Re: [PATCH 01/15] btrfs: create a mount option for dax

Adam Borowski <kilobyte@xxxxxxxxxx> · Wed, 27 Mar 2019 18:38:10 +0100

On Tue, Mar 26, 2019 at 12:10:01PM -0700, Matthew Wilcox wrote:
> On Tue, Mar 26, 2019 at 02:02:47PM -0500, Goldwyn Rodrigues wrote:
> > The dax option is restricted to non multi-device mounts.
> > dax interacts with the device directly instead of using bio, so
> > all bio-hooks which we use for multi-device cannot be performed
> > here. While regular read/writes could be manipulated with
> > RAID0/1, mmap() is still an issue.
> > 
> > Auto-setting free space tree, because dealing with free space
> > inode (specifically readpages) is a nightmare.
> > Auto-setting nodatasum because we don't get callback for writing
> > checksums after mmap()s.
> 
> Congratulations on getting the bear to dance.  But why?
> 
> To me, the point of btrfs is all the cool stuff it does with built-in
> checksumming and snapshots and RAID and so on.  DAX doesn't let you do
> any of that, so why would somebody want to use btrfs to manage DAX?
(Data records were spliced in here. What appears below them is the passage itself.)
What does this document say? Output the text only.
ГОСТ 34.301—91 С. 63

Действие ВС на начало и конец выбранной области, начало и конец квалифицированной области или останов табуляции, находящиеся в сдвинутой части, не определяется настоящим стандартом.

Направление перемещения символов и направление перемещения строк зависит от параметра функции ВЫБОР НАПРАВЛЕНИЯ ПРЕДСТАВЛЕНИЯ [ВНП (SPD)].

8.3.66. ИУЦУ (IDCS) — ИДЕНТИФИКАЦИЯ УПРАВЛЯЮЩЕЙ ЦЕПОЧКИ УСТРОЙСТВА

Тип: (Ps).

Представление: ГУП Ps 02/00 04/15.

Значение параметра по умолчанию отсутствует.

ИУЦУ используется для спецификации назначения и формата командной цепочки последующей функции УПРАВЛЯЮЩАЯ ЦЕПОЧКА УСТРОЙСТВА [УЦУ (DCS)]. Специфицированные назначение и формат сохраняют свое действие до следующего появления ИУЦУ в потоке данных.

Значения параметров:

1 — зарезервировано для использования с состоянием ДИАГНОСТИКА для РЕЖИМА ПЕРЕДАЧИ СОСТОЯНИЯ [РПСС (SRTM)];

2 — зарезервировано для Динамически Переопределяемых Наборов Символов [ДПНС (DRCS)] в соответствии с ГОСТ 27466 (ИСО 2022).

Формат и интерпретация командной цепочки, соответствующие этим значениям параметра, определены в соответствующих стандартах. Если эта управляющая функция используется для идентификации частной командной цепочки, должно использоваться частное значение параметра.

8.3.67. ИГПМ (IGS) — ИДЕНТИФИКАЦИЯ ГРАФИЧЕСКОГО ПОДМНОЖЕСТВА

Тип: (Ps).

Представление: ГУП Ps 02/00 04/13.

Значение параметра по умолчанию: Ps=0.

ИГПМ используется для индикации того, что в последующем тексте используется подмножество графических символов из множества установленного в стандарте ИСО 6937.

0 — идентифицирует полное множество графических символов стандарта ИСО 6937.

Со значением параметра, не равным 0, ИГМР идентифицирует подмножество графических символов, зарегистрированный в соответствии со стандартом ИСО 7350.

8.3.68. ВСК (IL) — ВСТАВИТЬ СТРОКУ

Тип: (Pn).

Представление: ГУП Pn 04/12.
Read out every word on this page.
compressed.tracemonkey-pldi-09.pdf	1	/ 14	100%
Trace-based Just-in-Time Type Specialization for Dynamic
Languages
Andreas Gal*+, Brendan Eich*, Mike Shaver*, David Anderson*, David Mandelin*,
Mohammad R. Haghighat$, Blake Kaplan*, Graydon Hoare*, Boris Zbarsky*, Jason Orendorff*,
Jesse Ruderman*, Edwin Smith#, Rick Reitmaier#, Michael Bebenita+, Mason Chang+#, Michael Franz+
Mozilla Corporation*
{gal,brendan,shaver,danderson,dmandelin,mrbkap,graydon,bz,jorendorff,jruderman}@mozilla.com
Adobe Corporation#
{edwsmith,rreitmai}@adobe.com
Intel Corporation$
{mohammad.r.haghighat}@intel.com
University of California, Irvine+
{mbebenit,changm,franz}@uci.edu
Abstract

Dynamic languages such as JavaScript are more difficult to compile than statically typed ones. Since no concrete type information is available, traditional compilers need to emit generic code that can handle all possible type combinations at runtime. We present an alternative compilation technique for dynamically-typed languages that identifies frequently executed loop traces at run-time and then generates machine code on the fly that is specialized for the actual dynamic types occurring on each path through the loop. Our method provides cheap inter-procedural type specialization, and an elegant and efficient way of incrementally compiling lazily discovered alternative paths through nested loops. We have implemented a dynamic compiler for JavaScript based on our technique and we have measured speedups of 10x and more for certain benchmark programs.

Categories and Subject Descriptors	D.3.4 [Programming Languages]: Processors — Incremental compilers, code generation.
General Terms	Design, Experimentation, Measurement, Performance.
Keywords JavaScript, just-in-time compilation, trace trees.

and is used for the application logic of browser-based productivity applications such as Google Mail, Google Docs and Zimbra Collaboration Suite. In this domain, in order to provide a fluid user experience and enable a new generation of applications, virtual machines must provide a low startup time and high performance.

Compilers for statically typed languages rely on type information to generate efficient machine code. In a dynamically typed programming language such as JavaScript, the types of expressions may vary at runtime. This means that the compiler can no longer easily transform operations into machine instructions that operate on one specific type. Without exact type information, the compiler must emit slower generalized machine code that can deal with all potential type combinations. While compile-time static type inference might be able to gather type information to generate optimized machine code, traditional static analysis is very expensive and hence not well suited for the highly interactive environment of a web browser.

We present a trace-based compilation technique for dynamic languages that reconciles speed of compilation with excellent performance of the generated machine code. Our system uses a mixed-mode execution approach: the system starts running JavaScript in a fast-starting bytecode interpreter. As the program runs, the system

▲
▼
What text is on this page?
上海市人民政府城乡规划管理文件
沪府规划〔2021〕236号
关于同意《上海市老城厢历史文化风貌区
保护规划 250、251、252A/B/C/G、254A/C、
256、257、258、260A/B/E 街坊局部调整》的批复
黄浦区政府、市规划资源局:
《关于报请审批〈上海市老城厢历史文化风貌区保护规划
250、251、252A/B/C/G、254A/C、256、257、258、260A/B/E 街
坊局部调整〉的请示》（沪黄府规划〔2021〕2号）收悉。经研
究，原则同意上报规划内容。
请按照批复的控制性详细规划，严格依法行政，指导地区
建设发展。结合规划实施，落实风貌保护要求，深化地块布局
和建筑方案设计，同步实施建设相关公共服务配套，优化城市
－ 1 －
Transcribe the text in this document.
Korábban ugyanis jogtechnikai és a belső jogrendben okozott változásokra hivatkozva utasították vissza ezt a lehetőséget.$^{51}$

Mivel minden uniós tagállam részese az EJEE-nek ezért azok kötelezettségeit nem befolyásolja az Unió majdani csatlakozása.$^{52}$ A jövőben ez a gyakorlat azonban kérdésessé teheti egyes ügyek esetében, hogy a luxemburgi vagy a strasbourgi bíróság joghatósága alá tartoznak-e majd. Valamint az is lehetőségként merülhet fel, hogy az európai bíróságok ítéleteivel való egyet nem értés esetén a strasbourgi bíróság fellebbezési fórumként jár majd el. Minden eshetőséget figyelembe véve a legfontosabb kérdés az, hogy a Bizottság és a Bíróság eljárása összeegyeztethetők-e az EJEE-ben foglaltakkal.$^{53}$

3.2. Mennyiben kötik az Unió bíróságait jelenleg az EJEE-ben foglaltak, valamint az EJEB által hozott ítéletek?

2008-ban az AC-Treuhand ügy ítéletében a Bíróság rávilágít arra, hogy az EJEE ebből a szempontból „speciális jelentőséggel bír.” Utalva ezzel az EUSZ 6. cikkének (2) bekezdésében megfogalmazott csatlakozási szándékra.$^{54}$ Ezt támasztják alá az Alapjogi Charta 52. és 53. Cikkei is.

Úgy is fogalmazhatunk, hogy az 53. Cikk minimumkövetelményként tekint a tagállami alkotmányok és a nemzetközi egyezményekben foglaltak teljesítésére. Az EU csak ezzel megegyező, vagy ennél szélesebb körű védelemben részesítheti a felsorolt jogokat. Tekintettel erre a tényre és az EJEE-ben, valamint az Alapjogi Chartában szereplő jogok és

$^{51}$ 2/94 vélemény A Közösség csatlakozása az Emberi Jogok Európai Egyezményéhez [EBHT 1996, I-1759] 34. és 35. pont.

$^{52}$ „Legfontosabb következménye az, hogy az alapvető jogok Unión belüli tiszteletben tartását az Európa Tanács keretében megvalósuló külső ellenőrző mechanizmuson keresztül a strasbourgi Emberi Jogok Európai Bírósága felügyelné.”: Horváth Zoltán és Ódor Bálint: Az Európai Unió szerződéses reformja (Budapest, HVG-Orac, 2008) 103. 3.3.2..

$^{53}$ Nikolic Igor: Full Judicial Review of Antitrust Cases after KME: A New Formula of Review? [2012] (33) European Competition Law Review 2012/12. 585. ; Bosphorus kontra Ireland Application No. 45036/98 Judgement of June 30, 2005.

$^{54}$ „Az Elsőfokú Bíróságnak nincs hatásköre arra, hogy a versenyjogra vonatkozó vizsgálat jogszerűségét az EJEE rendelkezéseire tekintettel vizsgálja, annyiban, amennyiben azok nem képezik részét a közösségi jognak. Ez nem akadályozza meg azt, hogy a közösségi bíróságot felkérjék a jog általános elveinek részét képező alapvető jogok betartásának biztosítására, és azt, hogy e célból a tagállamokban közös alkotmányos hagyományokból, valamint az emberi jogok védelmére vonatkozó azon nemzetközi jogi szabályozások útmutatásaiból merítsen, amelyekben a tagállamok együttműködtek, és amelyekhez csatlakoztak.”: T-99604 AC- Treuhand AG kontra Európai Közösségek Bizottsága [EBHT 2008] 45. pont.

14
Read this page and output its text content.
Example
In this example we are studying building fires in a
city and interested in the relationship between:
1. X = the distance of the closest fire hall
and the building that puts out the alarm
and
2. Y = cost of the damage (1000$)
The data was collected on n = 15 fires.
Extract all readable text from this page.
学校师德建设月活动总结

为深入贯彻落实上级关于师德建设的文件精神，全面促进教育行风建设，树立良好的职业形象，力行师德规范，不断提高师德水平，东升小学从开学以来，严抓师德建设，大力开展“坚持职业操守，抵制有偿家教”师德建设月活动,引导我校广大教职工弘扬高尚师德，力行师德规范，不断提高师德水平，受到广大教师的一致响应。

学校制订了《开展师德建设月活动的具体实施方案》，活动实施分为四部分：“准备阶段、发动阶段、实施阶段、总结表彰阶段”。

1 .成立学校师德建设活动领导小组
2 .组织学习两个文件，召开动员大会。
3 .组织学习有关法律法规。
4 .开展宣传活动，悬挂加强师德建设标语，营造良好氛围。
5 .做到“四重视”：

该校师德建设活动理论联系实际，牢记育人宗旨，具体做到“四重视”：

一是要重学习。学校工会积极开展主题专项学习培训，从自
If I read this correctly (I merely glanced at it), this patchset _does_
provide the full snapshot functionality.  This is something other
filesystems don't allow: ext4 has no CoW at all, and IIRC on XFS reflinks
and DAX are mutually exclusive.

Obviously, the usual btrfs way of CoWing every write would remove all
(write) upsides of DAX, thus NOCOW (ie, CoW once) is the way to go: a page
fault should happen no more than once per page per snapshot.

On the other hand, checksumming seems useless to me.  Data corruption can
happen either in transit or at rest.  For at rest, disks already have their
own checksums -- and [NV]DIMMs have ECC.  On the other hand, the majority of
the time when someone seeks help on the btrfs mailing list, it turns out to
be a matter of bad RAM, bad motherboard or bad cabling.  This doesn't apply
to pmem.  The usual path is:

   CPU
    |<--->memory
    |
  SATA controller
    |
    (SATA cable)
    |
  disk

The data goes to memory (very unlikely to to remain in the cache before
getting checksummed), then has to travel all the way down.  On the other
hand, the path on pmem is:

  CPU
   |---->memory

So the data written by userspace goes to memory... and that's it.

As for multi-device, at least single block groups would be very nice (to
have a filesystem than spans regions) and easyish to implement, while RAID0
might spoil hugepage fun but may still be straightforward.

Meow!
-- 
⢀⣴⠾⠻⢶⣦⠀
⣾⠁⢠⠒⠀⣿⡁ Did ya know that typing "test -j8" instead of "ctest -j8"
⢿⡄⠘⠷⠚⠋⠀ will make your testsuite pass much faster, and fix bugs?
⠈⠳⣄⠀⠀⠀⠀